The kernel for s390 (and ppc) currently drags in __cmpdi2 from libgcc with the following reduced testcase even though s390 is supposed to have an 8 byte comparison opcode and archs such as i686 generate bit-twiddling for this unsupported case (admittandly not from ifcvt, but from some define-expand hackery), i.e. ll[0] | ll[1] == 0. void foo(void); int dcache_readdir(long long ll) { switch(ll) { case 0: foo(); } }
This is no way critical at all.
Confirmed, this is just a missed optimization and not a regression at best. If the kernel is using long long on a 32bit target, it needs all support functions including __cmpdi2.
Using void foo(void); int dcache_readdir(long long ll) { if (ll == 0) foo(); } the correct bit-twiddling is generated... So it looks like a generic switch expand issue.
http://gcc.gnu.org/bugzilla/show_bug.cgi?id=21237
(In reply to comment #4) > http://gcc.gnu.org/bugzilla/show_bug.cgi?id=21237 oops, I accidentally posted this link:(
As far as I know the kernel guys rely on the fact that gcc can handle DImode operations without calling libgcc. As Richard pointed out this only fails in this case because the conditional jump is emitted differently for case nodes. A normal DImode compare (on 32bit) is split into SImode compares before emit_cmp_and_jump_insns is called. This is done by do_jump_by_parts_equality. emit_case_nodes in turn calls do_jump_if_equal which calls emit_cmp_and_jump_insns with DImode operands. So I think using the dojump.c machinery in emit_case_nodes should be the way to go - right?!

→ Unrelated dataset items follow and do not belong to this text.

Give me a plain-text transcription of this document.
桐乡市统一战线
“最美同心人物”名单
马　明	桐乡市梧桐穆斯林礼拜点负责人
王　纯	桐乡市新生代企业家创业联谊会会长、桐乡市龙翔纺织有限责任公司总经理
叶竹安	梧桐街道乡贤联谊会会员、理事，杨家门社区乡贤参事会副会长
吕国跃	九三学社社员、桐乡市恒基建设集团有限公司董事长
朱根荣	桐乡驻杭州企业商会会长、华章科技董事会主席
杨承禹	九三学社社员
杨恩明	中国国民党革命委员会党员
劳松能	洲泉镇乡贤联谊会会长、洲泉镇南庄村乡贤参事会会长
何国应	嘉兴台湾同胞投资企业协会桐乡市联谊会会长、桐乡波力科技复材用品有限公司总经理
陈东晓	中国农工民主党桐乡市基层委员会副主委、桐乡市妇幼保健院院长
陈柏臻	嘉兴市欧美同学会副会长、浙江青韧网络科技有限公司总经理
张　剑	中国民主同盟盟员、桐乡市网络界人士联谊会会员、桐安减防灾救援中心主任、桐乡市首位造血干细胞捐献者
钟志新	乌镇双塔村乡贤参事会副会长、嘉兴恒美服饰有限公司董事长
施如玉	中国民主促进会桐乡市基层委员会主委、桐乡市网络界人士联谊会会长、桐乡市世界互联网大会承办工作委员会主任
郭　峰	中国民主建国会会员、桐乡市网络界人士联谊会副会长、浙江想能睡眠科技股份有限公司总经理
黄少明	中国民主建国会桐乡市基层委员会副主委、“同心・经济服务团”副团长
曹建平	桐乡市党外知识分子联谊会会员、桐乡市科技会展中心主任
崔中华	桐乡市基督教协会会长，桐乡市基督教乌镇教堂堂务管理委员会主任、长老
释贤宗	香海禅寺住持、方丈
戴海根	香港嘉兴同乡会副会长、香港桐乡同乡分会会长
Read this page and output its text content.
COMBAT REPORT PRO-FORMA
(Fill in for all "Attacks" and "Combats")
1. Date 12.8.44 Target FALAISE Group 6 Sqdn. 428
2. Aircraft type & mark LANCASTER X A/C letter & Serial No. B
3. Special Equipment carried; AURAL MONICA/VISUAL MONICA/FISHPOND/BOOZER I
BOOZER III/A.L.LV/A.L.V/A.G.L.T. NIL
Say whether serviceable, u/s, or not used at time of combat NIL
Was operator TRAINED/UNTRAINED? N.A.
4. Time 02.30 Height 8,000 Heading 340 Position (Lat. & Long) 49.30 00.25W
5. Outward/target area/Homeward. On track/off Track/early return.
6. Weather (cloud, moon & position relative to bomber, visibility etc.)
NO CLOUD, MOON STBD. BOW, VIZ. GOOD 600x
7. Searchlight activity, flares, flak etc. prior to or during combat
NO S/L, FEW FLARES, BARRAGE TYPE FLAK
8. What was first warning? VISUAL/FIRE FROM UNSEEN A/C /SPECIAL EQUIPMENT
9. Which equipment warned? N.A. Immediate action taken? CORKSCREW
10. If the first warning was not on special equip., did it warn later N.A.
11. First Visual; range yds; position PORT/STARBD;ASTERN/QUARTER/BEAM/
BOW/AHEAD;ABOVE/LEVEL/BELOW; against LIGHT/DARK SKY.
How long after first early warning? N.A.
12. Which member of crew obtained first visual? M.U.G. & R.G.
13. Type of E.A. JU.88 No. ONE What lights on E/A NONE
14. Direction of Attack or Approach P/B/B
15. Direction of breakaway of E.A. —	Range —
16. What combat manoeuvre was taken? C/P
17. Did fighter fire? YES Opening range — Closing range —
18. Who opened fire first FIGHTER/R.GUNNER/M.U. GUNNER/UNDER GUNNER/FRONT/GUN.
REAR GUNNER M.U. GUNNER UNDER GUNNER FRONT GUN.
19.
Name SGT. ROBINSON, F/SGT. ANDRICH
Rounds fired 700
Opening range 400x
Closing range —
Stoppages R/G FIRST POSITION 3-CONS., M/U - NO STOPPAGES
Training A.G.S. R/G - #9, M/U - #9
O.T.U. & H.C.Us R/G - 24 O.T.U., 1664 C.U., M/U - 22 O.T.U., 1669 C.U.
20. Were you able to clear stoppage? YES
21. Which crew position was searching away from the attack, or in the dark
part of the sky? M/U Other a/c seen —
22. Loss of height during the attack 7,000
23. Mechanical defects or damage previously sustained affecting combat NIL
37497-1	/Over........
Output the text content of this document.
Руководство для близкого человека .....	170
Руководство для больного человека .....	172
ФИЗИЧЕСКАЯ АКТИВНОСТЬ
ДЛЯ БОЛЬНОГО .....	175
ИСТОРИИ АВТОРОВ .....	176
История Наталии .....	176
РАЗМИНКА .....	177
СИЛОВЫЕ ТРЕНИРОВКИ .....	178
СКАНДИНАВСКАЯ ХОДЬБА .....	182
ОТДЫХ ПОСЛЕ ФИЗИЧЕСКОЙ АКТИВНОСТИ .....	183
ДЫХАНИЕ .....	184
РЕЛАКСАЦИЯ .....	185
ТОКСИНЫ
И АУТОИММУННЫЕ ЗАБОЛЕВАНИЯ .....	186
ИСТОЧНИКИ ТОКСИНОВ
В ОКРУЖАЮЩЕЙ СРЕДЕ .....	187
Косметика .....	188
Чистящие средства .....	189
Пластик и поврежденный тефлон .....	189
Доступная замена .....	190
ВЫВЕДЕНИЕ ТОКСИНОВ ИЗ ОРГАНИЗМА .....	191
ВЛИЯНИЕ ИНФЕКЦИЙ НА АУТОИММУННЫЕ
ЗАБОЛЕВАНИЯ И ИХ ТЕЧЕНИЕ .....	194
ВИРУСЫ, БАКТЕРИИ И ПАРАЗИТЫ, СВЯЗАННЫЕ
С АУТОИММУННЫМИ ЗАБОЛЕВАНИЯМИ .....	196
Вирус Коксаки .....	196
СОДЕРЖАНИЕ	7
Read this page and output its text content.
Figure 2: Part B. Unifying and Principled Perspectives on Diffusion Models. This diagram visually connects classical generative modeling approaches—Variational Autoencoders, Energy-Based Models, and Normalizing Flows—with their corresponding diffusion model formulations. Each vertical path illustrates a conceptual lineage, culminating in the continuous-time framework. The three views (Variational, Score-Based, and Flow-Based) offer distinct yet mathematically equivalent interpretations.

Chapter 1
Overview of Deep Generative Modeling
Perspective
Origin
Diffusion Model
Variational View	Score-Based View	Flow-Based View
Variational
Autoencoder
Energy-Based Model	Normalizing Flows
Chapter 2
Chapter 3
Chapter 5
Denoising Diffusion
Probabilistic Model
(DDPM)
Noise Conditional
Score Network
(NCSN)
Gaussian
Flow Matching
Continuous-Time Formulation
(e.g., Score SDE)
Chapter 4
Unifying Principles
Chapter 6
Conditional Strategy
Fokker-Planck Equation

Yes, this sounds like the way to go.
Subject: Bug 25724 Author: sayle Date: Mon Feb 13 01:55:37 2006 New Revision: 110906 URL: http://gcc.gnu.org/viewcvs?root=gcc&view=rev&rev=110906 Log: PR middle-end/25724 * dojump.c (do_jump): Call do_compare_rtx_and_jump. (do_jump_parts_zero_rtx): New function renamed from do_jump_parts_equality_rtx. Made static. Add a mode argument. (do_jump_parts_equality_rtx): New function split out from do_jump_parts_equality. Old implementation renamed as above. Call do_jump_parts_zero_rtx if either operand is zero. (do_jump_parts_equality): Call do_jump_parts_equality_rtx to do all of the heavy lifting. (do_compare_rtx_and_jump): Handle multi-word comparisons by calling either do_jump_by_parts_greater_rtx or do_jump_by_parts_equality_rtx. * expr.h (do_jump_by_parts_equality_rtx): Remove prototype. * expmed.c (do_cmp_and_jump): Now multi-word optimization has moved to do_compare_rtx_and_jump, call it directly. * stmt.c (do_jump_if_equal): Remove static prototype. Add a mode argument. Call do_compare_rtx_and_jump. (emit_case_nodes): Update calls to do_jump_if_equal. Modified: trunk/gcc/ChangeLog trunk/gcc/dojump.c trunk/gcc/expmed.c trunk/gcc/expr.h trunk/gcc/stmt.c
This has now been fixed on mainline.